De nos jours, le web offre la possibilité d’accéder à une panoplie de données rapidement et en un simple clic. Il en va de même pour la pornographie, gratuite et disponible sur de multiples plateformes en ligne. Finie l’époque où il fallait s’abonner à des chaînes télévisées ou louer des films au club vidéo pour y avoir accès!
Loin d’être une activité marginale, l’usage de pornographie est très répandu, que ce soit chez les personnes célibataires ou en couple. Dans le cadre de cette étude, 98 % des hommes et 73 % des femmes en couple disent en avoir visionné dans les six derniers mois.
Si certaines personnes regardent de la pornographie de manière récréative, d’autres, en revanche, finissent par développer une véritable dépendance. Qu’est-ce qui amène une personne en couple à perdre le contrôle? La qualité de la vie conjugale et sexuelle a-t-elle un lien avec ce sentiment?
Afin de répondre à ces questions, une équipe de chercheurs en psychologie a demandé à 1036 personnes en couple (565 femmes et 471 hommes) de remplir un questionnaire en ligne abordant la fréquence à laquelle ils regardent de la pornographie, ainsi que leur niveau de satisfaction conjugale et sexuelle. Les chercheurs ont également voulu savoir si d’autres facteurs (genre, durée de la relation, cohabitation et parentalité) ont un impact sur le sentiment de perte de contrôle. Les participants sont âgés de 18 à 55 ans et la plupart d’entre eux sont en couple depuis plus d’un an. Le questionnaire utilisé ne permet toutefois pas de déterminer si les participants regardent de la pornographie seuls ou avec leur partenaire.
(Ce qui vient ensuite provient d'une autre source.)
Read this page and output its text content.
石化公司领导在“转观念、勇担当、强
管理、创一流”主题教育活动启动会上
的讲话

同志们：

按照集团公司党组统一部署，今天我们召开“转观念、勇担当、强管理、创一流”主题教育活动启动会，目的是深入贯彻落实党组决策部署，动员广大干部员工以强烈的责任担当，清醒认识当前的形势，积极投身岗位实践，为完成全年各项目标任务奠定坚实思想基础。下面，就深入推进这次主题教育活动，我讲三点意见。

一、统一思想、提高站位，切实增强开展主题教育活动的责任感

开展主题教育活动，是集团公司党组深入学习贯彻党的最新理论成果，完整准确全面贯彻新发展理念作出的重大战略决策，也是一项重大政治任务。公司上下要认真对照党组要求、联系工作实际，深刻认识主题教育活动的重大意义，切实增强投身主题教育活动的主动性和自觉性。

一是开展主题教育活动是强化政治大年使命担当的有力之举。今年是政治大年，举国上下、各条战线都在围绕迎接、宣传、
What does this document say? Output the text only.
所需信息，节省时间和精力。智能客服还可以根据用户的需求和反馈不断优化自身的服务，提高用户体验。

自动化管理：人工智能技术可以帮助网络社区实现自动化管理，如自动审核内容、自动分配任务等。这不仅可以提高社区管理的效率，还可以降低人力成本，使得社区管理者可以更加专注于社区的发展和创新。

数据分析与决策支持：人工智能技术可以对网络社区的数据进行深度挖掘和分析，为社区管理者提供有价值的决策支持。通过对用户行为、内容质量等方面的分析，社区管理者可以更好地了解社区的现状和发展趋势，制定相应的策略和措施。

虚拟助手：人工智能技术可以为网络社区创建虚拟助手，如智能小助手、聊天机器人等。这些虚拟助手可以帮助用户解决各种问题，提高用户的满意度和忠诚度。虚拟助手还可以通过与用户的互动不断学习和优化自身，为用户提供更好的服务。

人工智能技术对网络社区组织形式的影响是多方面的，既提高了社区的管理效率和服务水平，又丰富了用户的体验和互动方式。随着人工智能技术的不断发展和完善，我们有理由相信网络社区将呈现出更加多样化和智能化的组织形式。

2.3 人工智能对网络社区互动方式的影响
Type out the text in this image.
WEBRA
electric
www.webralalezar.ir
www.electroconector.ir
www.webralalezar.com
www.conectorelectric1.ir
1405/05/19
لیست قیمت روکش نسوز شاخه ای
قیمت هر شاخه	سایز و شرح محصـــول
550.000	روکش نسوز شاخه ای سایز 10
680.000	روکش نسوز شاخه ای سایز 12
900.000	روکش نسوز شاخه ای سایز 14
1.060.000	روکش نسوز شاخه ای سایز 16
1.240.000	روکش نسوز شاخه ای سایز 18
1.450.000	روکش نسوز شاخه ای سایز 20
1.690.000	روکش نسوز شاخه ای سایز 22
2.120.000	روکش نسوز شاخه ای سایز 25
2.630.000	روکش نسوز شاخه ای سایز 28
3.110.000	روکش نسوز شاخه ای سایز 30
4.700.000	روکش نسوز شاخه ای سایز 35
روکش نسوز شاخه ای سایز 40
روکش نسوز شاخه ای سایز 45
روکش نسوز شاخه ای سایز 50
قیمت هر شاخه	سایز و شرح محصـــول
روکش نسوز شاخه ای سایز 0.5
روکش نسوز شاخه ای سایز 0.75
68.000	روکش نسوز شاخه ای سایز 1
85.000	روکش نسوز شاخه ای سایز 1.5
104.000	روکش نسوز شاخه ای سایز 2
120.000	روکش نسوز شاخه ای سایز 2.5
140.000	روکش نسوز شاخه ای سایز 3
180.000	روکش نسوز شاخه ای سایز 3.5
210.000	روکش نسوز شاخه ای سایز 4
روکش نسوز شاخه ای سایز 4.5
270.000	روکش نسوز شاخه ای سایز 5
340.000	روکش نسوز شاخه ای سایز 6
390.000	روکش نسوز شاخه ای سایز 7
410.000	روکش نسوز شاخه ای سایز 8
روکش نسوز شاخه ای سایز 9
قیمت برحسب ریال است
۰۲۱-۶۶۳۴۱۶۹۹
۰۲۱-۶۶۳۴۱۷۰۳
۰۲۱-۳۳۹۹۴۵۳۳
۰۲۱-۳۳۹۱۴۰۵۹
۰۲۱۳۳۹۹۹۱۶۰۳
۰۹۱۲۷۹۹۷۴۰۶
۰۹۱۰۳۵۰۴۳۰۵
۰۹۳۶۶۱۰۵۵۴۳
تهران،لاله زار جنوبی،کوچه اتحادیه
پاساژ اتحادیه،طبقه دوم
Usage fréquent ou usage compulsif?
Les chercheurs établissent une distinction entre un usage fréquent et un usage compulsif. En fait, l’impression de développer une dépendance à la pornographie est un sentiment subjectif, qui n’est pas nécessairement lié à la fréquence d’utilisation. Par exemple, certaines personnes passent beaucoup de temps à regarder de la pornographie tout en se sentant en contrôle, alors que d’autres en regardent rarement, mais ont l’impression que leur comportement est compulsif.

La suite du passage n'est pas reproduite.